Fri, Jun 16, 2017 - Page 9 News List

The eurozone’s hidden strength

By Daniel Gros

Illustration: Mountain people

For years, the eurozone has been perceived as a disaster area, with discussions of the monetary union’s future often centered on a possible breakup.

When the British voted to leave the EU last year, they were driven partly by the perception of the eurozone as a dysfunctional — and perhaps unsalvageable — project.

However, the eurozone has become the darling of financial markets — and for good reason.

The discovery of the eurozone’s latent strength was long overdue. Indeed, it has been recovering from the crisis of 2011 and 2012.

On a per capita basis, its economic growth outpaces that of the US.

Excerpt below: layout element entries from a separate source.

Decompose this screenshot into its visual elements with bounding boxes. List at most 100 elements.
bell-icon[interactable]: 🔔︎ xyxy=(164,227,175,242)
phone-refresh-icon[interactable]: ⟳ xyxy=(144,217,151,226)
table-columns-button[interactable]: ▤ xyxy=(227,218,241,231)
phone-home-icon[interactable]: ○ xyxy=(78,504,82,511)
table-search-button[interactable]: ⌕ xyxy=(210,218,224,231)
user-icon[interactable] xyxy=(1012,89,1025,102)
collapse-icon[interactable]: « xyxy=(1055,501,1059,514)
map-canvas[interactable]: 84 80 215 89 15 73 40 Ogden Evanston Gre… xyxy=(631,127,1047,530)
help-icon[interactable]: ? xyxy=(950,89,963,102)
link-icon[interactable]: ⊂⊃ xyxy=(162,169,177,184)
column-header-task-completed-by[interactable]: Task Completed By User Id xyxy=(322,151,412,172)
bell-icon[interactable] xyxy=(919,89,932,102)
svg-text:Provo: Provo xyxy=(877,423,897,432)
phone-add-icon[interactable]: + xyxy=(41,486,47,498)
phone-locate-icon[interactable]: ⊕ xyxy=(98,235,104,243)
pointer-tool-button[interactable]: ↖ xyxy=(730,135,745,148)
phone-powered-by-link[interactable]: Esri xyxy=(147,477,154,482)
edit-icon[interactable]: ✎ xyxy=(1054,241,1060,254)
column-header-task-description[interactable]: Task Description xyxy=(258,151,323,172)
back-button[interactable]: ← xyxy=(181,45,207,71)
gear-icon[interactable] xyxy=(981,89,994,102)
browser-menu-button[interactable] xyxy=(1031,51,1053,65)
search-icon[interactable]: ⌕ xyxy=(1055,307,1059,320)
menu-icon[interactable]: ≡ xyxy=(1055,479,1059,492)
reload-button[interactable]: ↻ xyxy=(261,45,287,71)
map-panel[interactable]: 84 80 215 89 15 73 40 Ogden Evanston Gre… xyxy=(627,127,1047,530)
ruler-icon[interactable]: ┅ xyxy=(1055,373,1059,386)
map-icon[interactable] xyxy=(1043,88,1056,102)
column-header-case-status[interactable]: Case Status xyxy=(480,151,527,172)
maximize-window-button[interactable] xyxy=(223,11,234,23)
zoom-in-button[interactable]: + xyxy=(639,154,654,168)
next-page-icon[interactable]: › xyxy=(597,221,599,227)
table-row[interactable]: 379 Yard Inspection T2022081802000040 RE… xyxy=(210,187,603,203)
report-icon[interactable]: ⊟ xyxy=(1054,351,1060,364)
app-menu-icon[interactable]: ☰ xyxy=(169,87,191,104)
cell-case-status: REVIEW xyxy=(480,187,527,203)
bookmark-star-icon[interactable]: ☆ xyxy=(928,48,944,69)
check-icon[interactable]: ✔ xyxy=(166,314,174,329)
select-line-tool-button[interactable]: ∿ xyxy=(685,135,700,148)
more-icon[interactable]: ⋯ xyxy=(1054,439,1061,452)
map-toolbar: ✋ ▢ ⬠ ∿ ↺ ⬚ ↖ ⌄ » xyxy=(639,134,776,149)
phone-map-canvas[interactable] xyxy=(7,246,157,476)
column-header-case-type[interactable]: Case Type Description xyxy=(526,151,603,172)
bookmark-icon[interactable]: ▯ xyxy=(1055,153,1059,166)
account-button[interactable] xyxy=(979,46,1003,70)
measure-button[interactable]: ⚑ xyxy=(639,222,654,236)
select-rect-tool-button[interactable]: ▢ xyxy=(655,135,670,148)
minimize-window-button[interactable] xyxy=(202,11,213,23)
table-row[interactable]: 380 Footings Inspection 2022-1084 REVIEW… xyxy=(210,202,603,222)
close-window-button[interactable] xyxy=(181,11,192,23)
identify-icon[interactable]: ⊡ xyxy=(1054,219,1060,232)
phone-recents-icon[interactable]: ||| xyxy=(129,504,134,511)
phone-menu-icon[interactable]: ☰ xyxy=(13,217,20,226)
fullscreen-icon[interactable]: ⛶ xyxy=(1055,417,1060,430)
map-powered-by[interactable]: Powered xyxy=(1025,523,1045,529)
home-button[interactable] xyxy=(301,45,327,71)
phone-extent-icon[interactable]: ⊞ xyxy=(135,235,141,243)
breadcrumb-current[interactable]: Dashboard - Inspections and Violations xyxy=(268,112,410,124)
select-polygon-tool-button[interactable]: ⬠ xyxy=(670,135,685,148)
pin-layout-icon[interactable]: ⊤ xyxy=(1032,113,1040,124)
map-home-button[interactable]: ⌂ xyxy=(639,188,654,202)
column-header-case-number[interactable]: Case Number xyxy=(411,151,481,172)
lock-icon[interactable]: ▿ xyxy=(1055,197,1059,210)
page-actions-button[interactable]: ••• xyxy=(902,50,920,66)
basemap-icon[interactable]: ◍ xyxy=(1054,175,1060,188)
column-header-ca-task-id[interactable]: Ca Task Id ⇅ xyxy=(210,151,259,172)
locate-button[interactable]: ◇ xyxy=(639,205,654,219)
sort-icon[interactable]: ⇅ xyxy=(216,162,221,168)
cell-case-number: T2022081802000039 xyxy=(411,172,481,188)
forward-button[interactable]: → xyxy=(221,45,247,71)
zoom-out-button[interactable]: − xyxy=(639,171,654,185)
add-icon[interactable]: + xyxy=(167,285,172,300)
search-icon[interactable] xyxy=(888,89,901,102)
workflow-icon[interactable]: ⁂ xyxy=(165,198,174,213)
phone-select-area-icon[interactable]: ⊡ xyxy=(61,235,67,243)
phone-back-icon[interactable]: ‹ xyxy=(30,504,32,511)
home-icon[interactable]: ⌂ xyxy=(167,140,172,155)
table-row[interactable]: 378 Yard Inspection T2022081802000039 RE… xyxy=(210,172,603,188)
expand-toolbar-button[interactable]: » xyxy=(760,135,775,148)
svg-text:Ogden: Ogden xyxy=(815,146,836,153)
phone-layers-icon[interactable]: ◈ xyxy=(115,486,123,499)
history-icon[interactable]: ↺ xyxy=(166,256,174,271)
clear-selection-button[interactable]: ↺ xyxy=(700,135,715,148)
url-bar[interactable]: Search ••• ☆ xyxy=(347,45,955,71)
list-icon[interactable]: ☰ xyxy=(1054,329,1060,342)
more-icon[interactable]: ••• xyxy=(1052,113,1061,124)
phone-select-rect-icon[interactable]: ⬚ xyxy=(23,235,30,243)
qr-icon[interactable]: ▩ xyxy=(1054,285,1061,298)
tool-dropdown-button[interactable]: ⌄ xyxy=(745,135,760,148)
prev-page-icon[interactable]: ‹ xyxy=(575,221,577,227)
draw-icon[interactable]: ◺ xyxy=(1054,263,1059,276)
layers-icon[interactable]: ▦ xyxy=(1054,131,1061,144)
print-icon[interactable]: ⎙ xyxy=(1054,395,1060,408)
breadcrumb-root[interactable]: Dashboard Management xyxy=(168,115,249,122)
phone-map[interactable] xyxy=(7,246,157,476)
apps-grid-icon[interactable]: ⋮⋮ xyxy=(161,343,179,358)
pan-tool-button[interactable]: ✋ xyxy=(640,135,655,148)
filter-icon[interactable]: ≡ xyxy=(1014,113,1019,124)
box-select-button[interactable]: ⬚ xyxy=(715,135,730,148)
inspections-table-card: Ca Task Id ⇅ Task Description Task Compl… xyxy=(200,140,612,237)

The unemployment rate is also declining — more slowly than in the US, but that partly reflects a divergence in labor-force participation trends.

Whereas labor-force participation in the eurozone is on the rise, it has been declining in the US since about 2000. The departure of Americans from the job market reflects what economists call the “discouraged worker” phenomenon, and the trend has accelerated since the recession of 2009.

In principle, declining labor-force participation should also be a problem in the eurozone given the prolonged period of high unemployment that many European workers have faced.

However, in the past five years, 2.5 million people in the eurozone have joined the labor force as 5 million jobs were created, reducing the overall decline in unemployment by half.

Moreover, the eurozone recovery has been sustained, somewhat unexpectedly, even in the absence of continuous fiscal stimulus.

The heated discussions about austerity have been misplaced, with both critics and official cheerleaders overestimating the amount of austerity applied. The average cyclically adjusted fiscal deficit has been about constant since 2014, at about 1 percent of GDP.

Of course, large differences in the fiscal position of individual member states remain, but this is to be expected in such a diverse monetary union. Even France, often considered a weak performer, has deficit and debt levels comparable to those of the US.

A comparison with the US, as well as with Japan, also undercuts the common perception that the eurozone’s fiscal rules, including the (in)famous Stability and Growth Pact and the 2012 “fiscal compact,” have been irrelevant.

True, no nation has been officially reprimanded for excessive deficits or debts, but the clamor over rule breaches at the margin has overshadowed the broad underlying trend toward sound public finances that the fiscal rules have fostered.

All of this suggests that the “soft austerity” pursued in many eurozone nations might have been the right choice after all.

To be sure, the eurozone’s long-term economic strength should not be overestimated. While the average growth rate might remain above 2 percent for the next few years, as the remaining unemployed are absorbed and the long-term trend of older workers rejoining the labor market continues, the pool of unused labor is to eventually be exhausted.

Once the eurozone has reached the so-called “Lewis turning point” — when surplus labor is depleted and wages start to rise — growth rates are to fall to a level that better reflects demographic dynamics.

Those dynamics are not particularly desirable: The eurozone’s working-age population is set to decline by about half a percentage point per year over the next decade at least.